Es sind fast rein abstrakte Bilder und doch schleicht sich immer mal wieder eine Figur ein. Oder wir deuten Motive als Figuren. Ist es ein Kopf mit Krone? Auch die Künstler lassen das offen und bleiben bei der Frage »Le Roi?« Mit diesem Bild irritieren sie uns mehrfach. Die Fließrichtung der verlaufenden Farbe zeigt uns, dass das querformatige Bild zwischendurch ein Hochformat war. 


Aber den Engel bestätigen uns die Künstler. »Treffen der Engel« Und wir sehen auf einer goldenen Wolke einen weißen Engel. Einen zweiten goldenen Engel können wir erahnen. Oder ist es doch nur ein goldenes Kreuz, das über einem roten Kreis schwebt. Die Künstler spielen mit unseren Assoziationen. Sie verstreuen zeichenhafte Symbole und Chiffren. Sie legen bildliche Köder aus und locken uns in Assoziationsfallen. Natürlich sehen wir nach Lesen des Titels »Alpine Cluster« im Bild Bäume und Landschaften. Man schmunzelt, wenn man den Titel »Kreisweg in der Lichtung« liest – als Deutung für einen grob gemalten Kreis. Darunter ist wieder ein kompliziertes System von Papierausrissen. Wie eine blaue Fläche hervorblitzt, das kann schon wie eine Waldlichtung wirken.


Als aufgeklebte Schnipsel sind Stadtplanausschnitte zu finden. Im großformatigen Bild »In the Lighthouse«, das mit einem orthogonalen System gegliedert ist, bilden die Rudimente von Aufrissen barocker Schlossfassaden nur einen scheinbaren Anhaltspunkt für den Bildtitel. Ein diagonal verlaufender weißer Farbstreifen könnte als Lichtbündel des titelgebenden Leuchtturms sein. Man ist gar in Versuchung die leuchtend blaue Farbe als Wasser zu deuten. 


An einem anderen Bild hätte man ein System schwarzer Linien wohl einfach übersehen, wäre der Bildtitel nicht »Cezannes Lieblingsplatz«. Doch mit dem Bildtitel assoziieren wir die Linien als Cezanne-Zitat und als Detail eines Bildes des durch den französischen Maler berühmten Mont Sainte-Victoire.

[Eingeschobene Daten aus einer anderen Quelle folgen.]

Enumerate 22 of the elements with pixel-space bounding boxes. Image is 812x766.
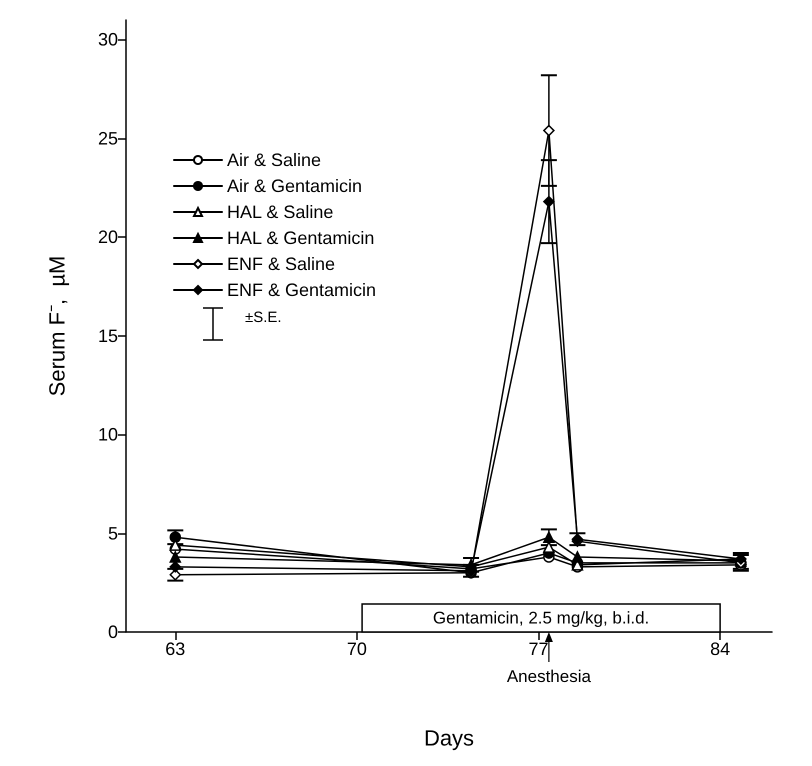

»Cezannes Lieblingsplatz«, Gez Zirkelbach und Karsten Kretschmer, 2020

Foto: kjl


In vielen Bildern ist der Untergrund durch viele Schichtungen komplett verdeckt. Im Triptychon »Elk Thoughts« sind Maßerung und Astlöcher der Holzplatten als Bildelement eingesetzt und sogar noch betont. Die Materialität des Holzes kontrastiert mit der Immaterialiät einer Blattgoldfläche.


Der Ausstellungsraum ist durchaus eine Herausforderung für Ausstellungsgestalter. Mächtig sind die historischen Fachwerkbalken. Eine Wand dominiert ein Rautenmuster aus Balken. Davor scheinen die Bilder zu schweben. Dass die Bilder ungerahmt sind, gibt der Ausstellung einen Werkstattcharakter. In ihrem Rohzustand passen sie zum rohen Holzwerk. Die im Holz eingekerbten Spuren der Jahrhunderte korrespondieren mit den in den Bildern sichtbaren Arbeitsprozessen. Dicke Stützen teilen den Raum in zwei Schiffe. Die Künstler haben es vermieden, zwischen die Stützen Bilder zu hängen und bewahrten so die Durchlässigkeit des Raums. Nur an den Stützen selbst sind kleine Formate angebracht.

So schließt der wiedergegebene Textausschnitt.